Solutions to this problem could include applying trading gains to the senior notes, or pro rata to the debt tranches. Before the global financial crisis, trading gains were typically applied to the equity. If trading gains are no longer available, CLO equity funds may seek higher returns through other means.

Despite the improved regulatory environment, Quirolo says economics are still a problem. "When the arbitrage between loan spreads and CLO liabilities starts to make sense, people will be able to structure deals that work from a risk retention perspective," he said.

In a recent research report, JP Morgan analysts put triple-A high yield CLOs at 250bp over Euribor, with double-A at 675bp, single-A at 1,000bp, triple-B at 1,300bp, and double-B at 1750bp. The same research put generic European leveraged loan spreads at 796bp.

ABCP answers

The EBA’s guidance note also clarified the treatment of ABCP and correlation trading portfolios.
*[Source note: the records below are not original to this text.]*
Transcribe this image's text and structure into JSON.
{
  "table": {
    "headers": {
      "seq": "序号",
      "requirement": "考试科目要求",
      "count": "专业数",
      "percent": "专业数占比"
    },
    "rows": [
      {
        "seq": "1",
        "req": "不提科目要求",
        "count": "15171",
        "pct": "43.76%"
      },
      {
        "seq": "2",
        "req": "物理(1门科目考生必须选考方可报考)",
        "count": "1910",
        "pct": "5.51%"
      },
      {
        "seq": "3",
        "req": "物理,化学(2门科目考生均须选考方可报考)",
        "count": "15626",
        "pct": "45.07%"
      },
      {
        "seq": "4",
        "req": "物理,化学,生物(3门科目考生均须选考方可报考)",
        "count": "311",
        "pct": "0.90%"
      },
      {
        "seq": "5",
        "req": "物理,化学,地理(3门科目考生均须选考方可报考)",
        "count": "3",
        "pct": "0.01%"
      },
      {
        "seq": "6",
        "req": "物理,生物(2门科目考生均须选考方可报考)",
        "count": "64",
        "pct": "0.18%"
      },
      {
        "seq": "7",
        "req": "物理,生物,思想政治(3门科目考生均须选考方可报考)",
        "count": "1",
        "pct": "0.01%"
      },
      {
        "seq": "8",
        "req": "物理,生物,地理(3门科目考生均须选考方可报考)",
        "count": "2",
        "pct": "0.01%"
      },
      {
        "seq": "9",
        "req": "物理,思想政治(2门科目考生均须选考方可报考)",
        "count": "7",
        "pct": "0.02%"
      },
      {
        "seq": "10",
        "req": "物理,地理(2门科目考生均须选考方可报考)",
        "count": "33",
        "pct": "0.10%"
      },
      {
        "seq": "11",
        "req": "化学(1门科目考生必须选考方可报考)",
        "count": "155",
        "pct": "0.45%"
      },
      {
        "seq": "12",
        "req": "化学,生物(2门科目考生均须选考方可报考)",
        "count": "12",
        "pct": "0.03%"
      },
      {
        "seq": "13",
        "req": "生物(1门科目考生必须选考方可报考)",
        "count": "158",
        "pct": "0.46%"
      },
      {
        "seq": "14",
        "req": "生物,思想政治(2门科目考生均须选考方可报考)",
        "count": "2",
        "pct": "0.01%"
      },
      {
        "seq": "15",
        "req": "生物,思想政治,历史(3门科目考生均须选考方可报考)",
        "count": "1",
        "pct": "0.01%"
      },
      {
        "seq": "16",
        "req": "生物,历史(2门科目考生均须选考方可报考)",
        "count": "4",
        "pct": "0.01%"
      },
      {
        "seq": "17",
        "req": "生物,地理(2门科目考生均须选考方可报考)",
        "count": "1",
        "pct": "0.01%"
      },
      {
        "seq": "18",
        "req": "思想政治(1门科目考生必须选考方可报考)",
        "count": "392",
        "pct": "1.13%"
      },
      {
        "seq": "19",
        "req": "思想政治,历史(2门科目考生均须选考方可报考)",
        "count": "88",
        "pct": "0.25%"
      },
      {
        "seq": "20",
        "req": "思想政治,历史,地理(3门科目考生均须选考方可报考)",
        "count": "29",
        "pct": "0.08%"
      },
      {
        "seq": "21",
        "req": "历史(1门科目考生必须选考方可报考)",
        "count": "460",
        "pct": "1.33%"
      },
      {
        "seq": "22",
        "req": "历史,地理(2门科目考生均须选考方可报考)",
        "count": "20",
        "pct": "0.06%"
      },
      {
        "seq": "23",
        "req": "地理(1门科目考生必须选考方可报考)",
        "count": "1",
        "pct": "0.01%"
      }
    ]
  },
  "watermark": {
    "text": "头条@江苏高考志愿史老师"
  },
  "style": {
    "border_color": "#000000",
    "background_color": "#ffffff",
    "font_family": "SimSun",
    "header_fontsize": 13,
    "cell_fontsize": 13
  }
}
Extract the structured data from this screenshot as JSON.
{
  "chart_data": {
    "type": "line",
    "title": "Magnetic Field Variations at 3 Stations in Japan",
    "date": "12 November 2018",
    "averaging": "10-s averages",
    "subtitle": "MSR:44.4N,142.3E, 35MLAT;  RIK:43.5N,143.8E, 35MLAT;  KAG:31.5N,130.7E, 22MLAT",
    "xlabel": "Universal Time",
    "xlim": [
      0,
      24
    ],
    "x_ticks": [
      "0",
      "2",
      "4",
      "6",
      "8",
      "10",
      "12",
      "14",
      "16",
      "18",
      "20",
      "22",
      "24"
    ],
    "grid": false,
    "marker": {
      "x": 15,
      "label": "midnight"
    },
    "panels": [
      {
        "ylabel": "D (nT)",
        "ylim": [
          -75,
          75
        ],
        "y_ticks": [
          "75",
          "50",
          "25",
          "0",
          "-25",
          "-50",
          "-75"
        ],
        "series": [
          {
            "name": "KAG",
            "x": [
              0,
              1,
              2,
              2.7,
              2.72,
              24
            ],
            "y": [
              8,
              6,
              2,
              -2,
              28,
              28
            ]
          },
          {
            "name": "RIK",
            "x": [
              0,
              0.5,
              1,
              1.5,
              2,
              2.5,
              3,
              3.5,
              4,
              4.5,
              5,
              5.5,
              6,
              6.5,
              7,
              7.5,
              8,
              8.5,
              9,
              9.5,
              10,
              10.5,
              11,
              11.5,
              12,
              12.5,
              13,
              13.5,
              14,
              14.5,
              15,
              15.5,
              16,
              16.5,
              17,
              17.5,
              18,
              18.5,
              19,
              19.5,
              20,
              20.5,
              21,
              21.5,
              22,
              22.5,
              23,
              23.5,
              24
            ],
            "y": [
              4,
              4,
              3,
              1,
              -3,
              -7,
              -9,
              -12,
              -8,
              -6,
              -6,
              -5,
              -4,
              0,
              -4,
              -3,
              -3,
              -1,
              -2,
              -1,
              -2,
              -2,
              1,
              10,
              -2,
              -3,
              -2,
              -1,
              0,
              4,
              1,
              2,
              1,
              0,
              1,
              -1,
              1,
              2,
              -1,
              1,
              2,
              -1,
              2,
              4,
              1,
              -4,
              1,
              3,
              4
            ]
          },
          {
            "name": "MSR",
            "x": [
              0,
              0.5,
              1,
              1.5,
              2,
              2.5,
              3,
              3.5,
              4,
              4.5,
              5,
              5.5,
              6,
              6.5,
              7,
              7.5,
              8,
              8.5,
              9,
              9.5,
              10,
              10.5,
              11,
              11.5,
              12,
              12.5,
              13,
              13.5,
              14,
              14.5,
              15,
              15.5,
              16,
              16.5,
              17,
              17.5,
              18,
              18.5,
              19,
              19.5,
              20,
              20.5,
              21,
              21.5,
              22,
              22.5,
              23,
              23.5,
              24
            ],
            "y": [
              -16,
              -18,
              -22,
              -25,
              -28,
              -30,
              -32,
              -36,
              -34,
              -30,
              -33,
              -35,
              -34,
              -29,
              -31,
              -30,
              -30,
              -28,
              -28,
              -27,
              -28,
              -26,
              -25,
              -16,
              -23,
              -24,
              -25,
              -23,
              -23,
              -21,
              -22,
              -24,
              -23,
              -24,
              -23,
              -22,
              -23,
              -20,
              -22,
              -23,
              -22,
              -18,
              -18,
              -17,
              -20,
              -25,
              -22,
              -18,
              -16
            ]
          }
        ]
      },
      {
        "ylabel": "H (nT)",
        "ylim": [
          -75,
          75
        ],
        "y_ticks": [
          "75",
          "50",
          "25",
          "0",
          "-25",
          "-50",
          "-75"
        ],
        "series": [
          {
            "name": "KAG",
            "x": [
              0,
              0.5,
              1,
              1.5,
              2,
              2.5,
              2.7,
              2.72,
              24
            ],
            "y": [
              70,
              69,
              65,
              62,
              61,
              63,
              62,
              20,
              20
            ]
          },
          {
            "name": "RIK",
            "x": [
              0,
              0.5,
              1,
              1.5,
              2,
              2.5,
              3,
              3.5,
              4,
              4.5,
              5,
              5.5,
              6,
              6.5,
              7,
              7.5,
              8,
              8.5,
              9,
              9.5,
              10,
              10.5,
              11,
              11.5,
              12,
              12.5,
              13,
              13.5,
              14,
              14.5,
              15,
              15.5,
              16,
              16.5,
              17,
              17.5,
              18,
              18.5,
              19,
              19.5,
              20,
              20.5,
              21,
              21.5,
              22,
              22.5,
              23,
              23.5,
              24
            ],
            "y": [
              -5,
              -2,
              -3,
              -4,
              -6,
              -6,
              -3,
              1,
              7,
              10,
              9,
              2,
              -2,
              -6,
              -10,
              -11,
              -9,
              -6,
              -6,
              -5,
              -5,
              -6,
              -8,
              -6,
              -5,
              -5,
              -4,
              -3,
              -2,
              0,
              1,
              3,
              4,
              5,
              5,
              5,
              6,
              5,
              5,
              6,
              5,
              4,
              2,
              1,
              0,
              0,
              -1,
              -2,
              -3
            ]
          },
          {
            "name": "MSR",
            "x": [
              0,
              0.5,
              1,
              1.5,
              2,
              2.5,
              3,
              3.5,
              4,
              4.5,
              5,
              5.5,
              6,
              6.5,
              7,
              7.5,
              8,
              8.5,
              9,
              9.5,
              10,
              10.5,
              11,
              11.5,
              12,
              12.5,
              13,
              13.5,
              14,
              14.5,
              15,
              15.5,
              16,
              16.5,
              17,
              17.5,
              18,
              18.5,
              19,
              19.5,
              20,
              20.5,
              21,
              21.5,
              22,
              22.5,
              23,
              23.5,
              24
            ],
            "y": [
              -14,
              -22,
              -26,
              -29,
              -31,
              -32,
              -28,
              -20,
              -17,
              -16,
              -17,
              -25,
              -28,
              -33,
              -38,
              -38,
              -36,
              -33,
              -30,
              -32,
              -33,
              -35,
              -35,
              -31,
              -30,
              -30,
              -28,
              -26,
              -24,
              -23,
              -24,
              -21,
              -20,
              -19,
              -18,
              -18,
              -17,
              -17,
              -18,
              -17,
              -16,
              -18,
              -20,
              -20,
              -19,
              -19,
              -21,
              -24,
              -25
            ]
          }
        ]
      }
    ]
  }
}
ABCP investors are effectively left to do their own due diligence work — getting conduit sponsors off the hook with respect to disclosure. "The EBA is aware that sellers often use ABCP for the purposes of anonymity and that according to the guidelines, confidential arrangements do not need to be disclosed," the EBA said. "It is therefore primarily the decision of investors as to what due diligence requirements and level of granularity of the disclosure they consider as most appropriate for each asset class. It is not the EBA’s intention to prescribe these requirements."

This gives the regulator more flexibility, as investors must be able to demonstrate due diligence to its satisfaction.

"The EBA doesn’t want to give macro guidance on how every investor should do their due diligence, given the diversity of transactions in the market," said Quirolo. "Each investor needs to be able to look their regulator in the eye and explain what due diligence was done."

Doug Long, executive director at Principia Partners, a provider of investor due diligence software, said this principle extended throughout the EBA guidance. "This is a strong statement of intent, there’s no wiggle room around reporting, whether exposures are off-balance sheet, transferred through total return swaps and so on," he said. "Wherever your exposures go, and whatever kind of credit institution you are, you have to do due diligence on it."

"In general, if you’re not sure whether there has to be a retention or whether you have to do due diligence, the answer is always yes."

Long added that interpretation was crucial, though. "This guidance gives regulators plenty of flexibility, but it will really matter where they choose to draw the line, how it works in practice," he said.